We entered the pizzeria. I took a seat facing the open fire. The doctor had them set the table for three. He looked at the clock and ordered a pizza for twelve francs. They brought the usual rosé. The first two glasses of rosé always go down like water. I like watching the open fire, you know, and the way the man hits the dough with his bent wrist. Yes, things like that are the only things in the world I really like. That is to say, I like things that have been and will always be there. You see, there’s always been an open fire here, and for centuries they’ve beaten the dough like that.
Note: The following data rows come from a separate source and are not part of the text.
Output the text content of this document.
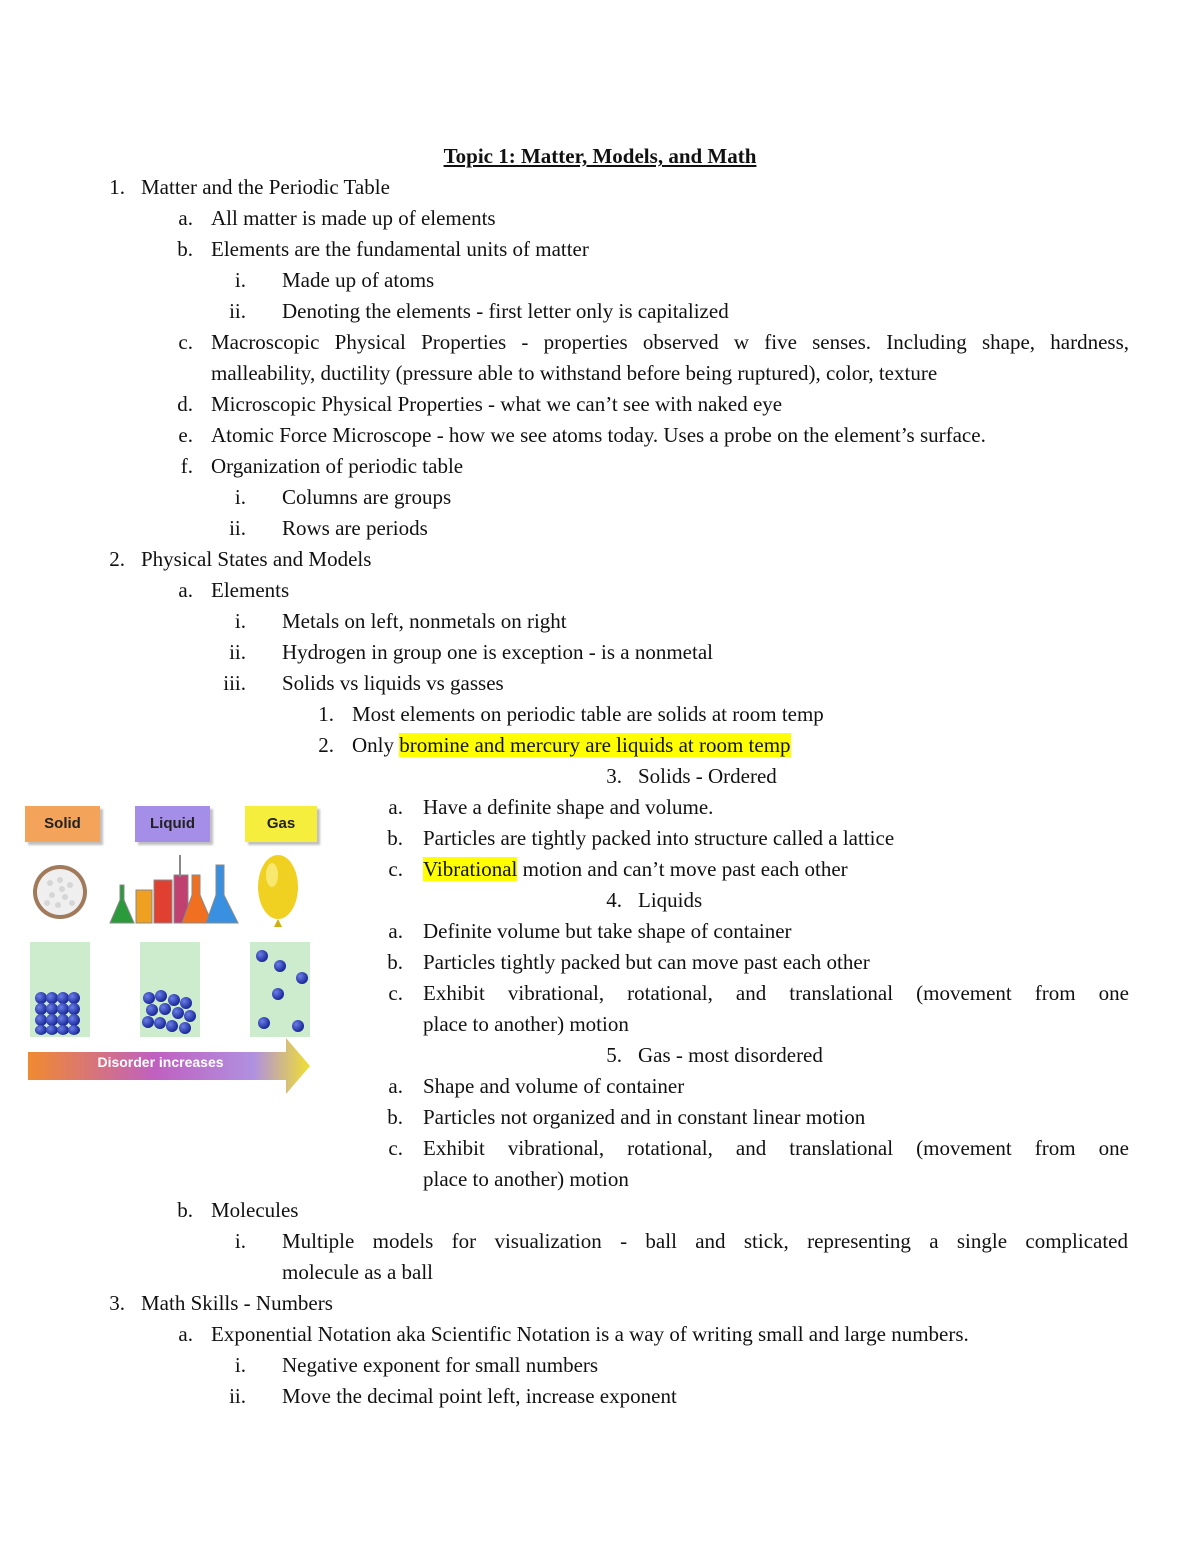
Topic 1: Matter, Models, and Math
1. Matter and the Periodic Table
a. All matter is made up of elements
b. Elements are the fundamental units of matter
i. Made up of atoms
ii. Denoting the elements - first letter only is capitalized
c. Macroscopic Physical Properties - properties observed w five senses. Including shape, hardness,
malleability, ductility (pressure able to withstand before being ruptured), color, texture
d. Microscopic Physical Properties - what we can’t see with naked eye
e. Atomic Force Microscope - how we see atoms today. Uses a probe on the element’s surface.
f. Organization of periodic table
i. Columns are groups
ii. Rows are periods
2. Physical States and Models
a. Elements
i. Metals on left, nonmetals on right
ii. Hydrogen in group one is exception - is a nonmetal
iii. Solids vs liquids vs gasses
1. Most elements on periodic table are solids at room temp
2. Only bromine and mercury are liquids at room temp
3. Solids - Ordered
a. Have a definite shape and volume.
b. Particles are tightly packed into structure called a lattice
c. Vibrational motion and can’t move past each other
4. Liquids
a. Definite volume but take shape of container
b. Particles tightly packed but can move past each other
c. Exhibit vibrational, rotational, and translational (movement from one
place to another) motion
5. Gas - most disordered
a. Shape and volume of container
b. Particles not organized and in constant linear motion
c. Exhibit vibrational, rotational, and translational (movement from one
place to another) motion
b. Molecules
i. Multiple models for visualization - ball and stick, representing a single complicated
molecule as a ball
3. Math Skills - Numbers
a. Exponential Notation aka Scientific Notation is a way of writing small and large numbers.
i. Negative exponent for small numbers
ii. Move the decimal point left, increase exponent
Solid	Liquid	Gas
Disorder increases
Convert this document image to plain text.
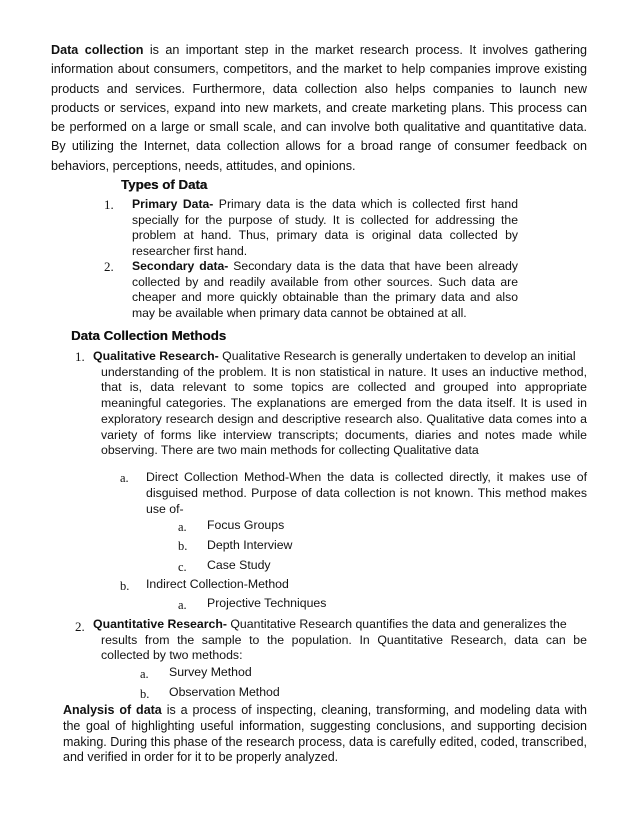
Data collection is an important step in the market research process. It involves gathering information about consumers, competitors, and the market to help companies improve existing products and services. Furthermore, data collection also helps companies to launch new products or services, expand into new markets, and create marketing plans. This process can be performed on a large or small scale, and can involve both qualitative and quantitative data. By utilizing the Internet, data collection allows for a broad range of consumer feedback on behaviors, perceptions, needs, attitudes, and opinions.

Types of Data
1. Primary Data- Primary data is the data which is collected first hand specially for the purpose of study. It is collected for addressing the problem at hand. Thus, primary data is original data collected by researcher first hand.

2. Secondary data- Secondary data is the data that have been already collected by and readily available from other sources. Such data are cheaper and more quickly obtainable than the primary data and also may be available when primary data cannot be obtained at all.

Data Collection Methods
1. Qualitative Research- Qualitative Research is generally undertaken to develop an initial
understanding of the problem. It is non statistical in nature. It uses an inductive method, that is, data relevant to some topics are collected and grouped into appropriate meaningful categories. The explanations are emerged from the data itself. It is used in exploratory research design and descriptive research also. Qualitative data comes into a variety of forms like interview transcripts; documents, diaries and notes made while observing. There are two main methods for collecting Qualitative data
a. Direct Collection Method-When the data is collected directly, it makes use of disguised method. Purpose of data collection is not known. This method makes use of-

a. Focus Groups
b. Depth Interview
c. Case Study
b. Indirect Collection-Method
a. Projective Techniques
2. Quantitative Research- Quantitative Research quantifies the data and generalizes the
results from the sample to the population. In Quantitative Research, data can be collected by two methods:
a. Survey Method
b. Observation Method

Analysis of data is a process of inspecting, cleaning, transforming, and modeling data with the goal of highlighting useful information, suggesting conclusions, and supporting decision making. During this phase of the research process, data is carefully edited, coded, transcribed, and verified in order for it to be properly analyzed.
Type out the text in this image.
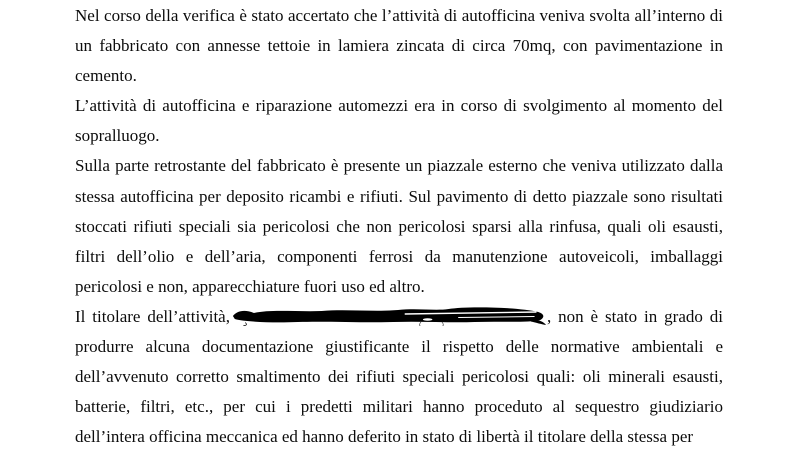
Nel corso della verifica è stato accertato che l’attività di autofficina veniva svolta all’interno di un fabbricato con annesse tettoie in lamiera zincata di circa 70mq, con pavimentazione in cemento.

L’attività di autofficina e riparazione automezzi era in corso di svolgimento al momento del sopralluogo.

Sulla parte retrostante del fabbricato è presente un piazzale esterno che veniva utilizzato dalla stessa autofficina per deposito ricambi e rifiuti. Sul pavimento di detto piazzale sono risultati stoccati rifiuti speciali sia pericolosi che non pericolosi sparsi alla rinfusa, quali oli esausti, filtri dell’olio e dell’aria, componenti ferrosi da manutenzione autoveicoli, imballaggi pericolosi e non, apparecchiature fuori uso ed altro.

Il titolare dell’attività,	, non è stato in grado di produrre alcuna documentazione giustificante il rispetto delle normative ambientali e dell’avvenuto corretto smaltimento dei rifiuti speciali pericolosi quali: oli minerali esausti, batterie, filtri, etc., per cui i predetti militari hanno proceduto al sequestro giudiziario dell’intera officina meccanica ed hanno deferito in stato di libertà il titolare della stessa per
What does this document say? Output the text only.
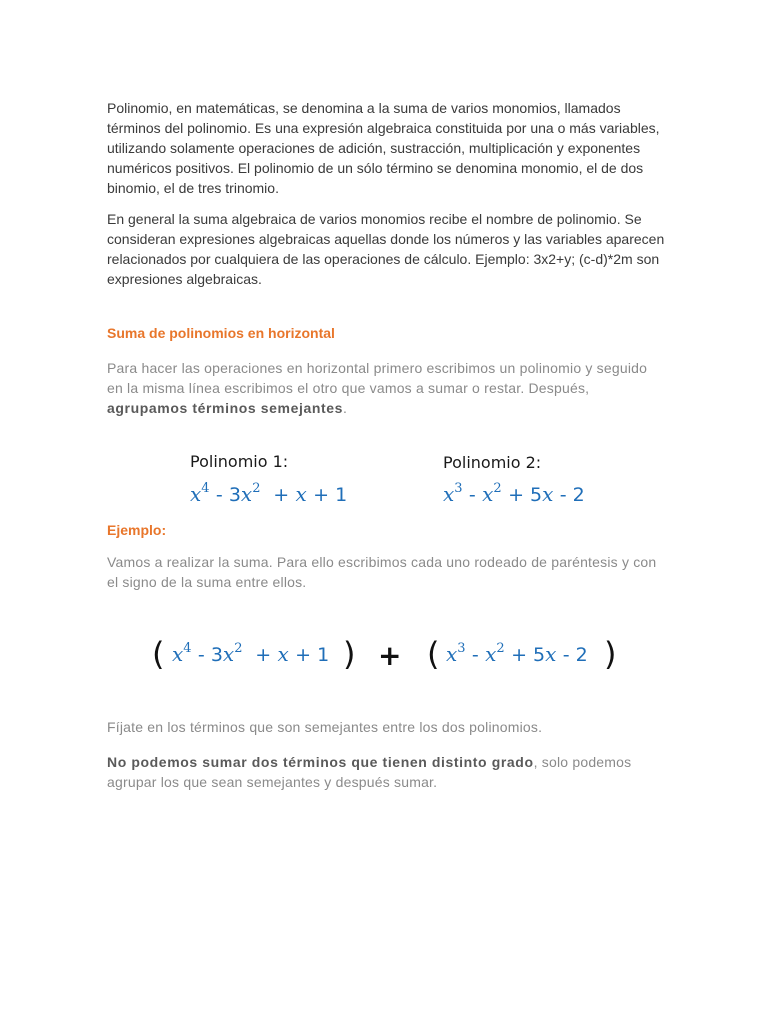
Polinomio, en matemáticas, se denomina a la suma de varios monomios, llamados términos del polinomio. Es una expresión algebraica constituida por una o más variables, utilizando solamente operaciones de adición, sustracción, multiplicación y exponentes numéricos positivos. El polinomio de un sólo término se denomina monomio, el de dos binomio, el de tres trinomio.

En general la suma algebraica de varios monomios recibe el nombre de polinomio. Se consideran expresiones algebraicas aquellas donde los números y las variables aparecen relacionados por cualquiera de las operaciones de cálculo. Ejemplo: 3x2+y; (c-d)*2m son expresiones algebraicas.

Suma de polinomios en horizontal

Para hacer las operaciones en horizontal primero escribimos un polinomio y seguido en la misma línea escribimos el otro que vamos a sumar o restar. Después, agrupamos términos semejantes.

Polinomio 1:
$x^4 - 3x^2 + x + 1$
Polinomio 2:
$x^3 - x^2 + 5x - 2$
Ejemplo:

Vamos a realizar la suma. Para ello escribimos cada uno rodeado de paréntesis y con el signo de la suma entre ellos.

( $x^4 - 3x^2 + x + 1$ ) + ( $x^3 - x^2 + 5x - 2$ )

Fíjate en los términos que son semejantes entre los dos polinomios.

No podemos sumar dos términos que tienen distinto grado, solo podemos agrupar los que sean semejantes y después sumar.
And if you were to reproach me because I’m forever changing and going to different places, then I’d reply, that it’s only because I’m doing a thorough search for something that is going to last forever.
After the second glass the doctor said, “Please tell me again everything you know about the passage on the boat to Oran.”
So, for the third time I told him about discovering the sad-looking little mousy man at the Corsican’s and following him so that I could find out more about getting a passage, in much the same way the doctor was pursuing me to get information about getting a passage on a boat. The doctor was facing the door this time, not I. And suddenly the expression on his face changed. He said, “Please repeat it all for Marie.”